The composition of these images in turn draw parallels with the macabre and vivid artworks of the various plague epidemics that decimated populations in waves across the last thousand years. Two women lying dead in a London street during the great plague of 1665, one with a child who is still alive (after Robert Pollard) exemplifies this. Here is the Christ-like figure, a fence post standing in as a cross, a cart full of bodies, and the horror of the orphaned babe still feeding. The suffering in these images is real, immediate and inescapable. There is a vast distance between present day images of mask-clad loners haunting empty city centres, and the bodies piling up on the streets in 1665. These days we take so much of the organic messiness of life and death offsite (birth, ageing, terminal illness, death – even war is fought with drones) that we have developed an inability to look directly.
Suffering out of sight
The COVID-19 pandemic has left us with a thousand images of hidden suffering: behind face masks, behind pixellated screens, inside repurposed refrigerated trucks, beneath hazmat suits, and under white sheets on gurneys. Surely the most painful irony of this tragedy is that loved ones are unable to physically be with their family at the moment of bereavement. There is also the creeping dread of learning the reality of the pandemic’s toll on developing countries, hidden from us by geography, isolation and ethnocentric mainstream news. When will we see greater dissemination of images from non-western countries without the resources to carry out social distancing? How will we respond?

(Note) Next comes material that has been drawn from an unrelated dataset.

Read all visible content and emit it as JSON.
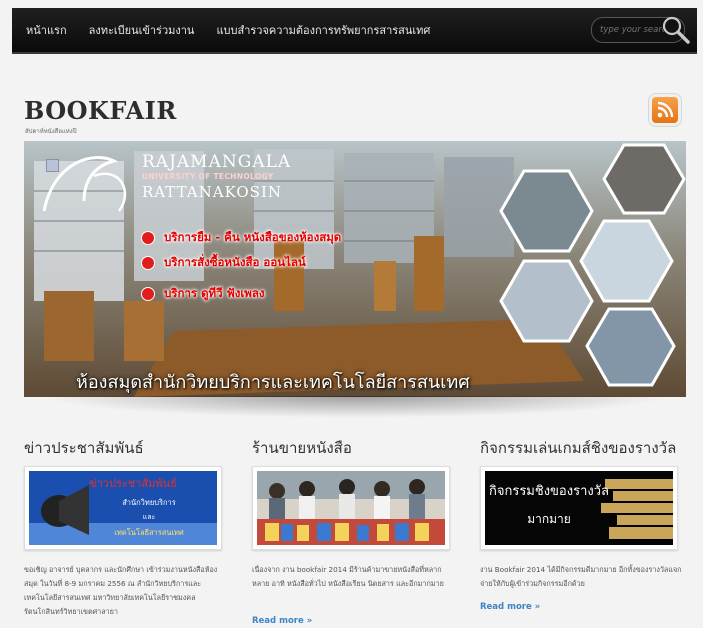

Sheltering in place, the majority of Australians have had the luxury of becoming a little bored, perhaps. Maybe we’ve been drowning under the weight of home schooling and/or working from home. Perhaps we’ve never spent this much uninterrupted time with our immediate families! These are all valid experiences, and I am grateful to count them among mine, but an undertow exists – the feeling that something momentous has been occurring elsewhere, and occurring ‘right now’.
The continuing emergence of an extensive array of images – portraits of this time – will complete the picture for us all.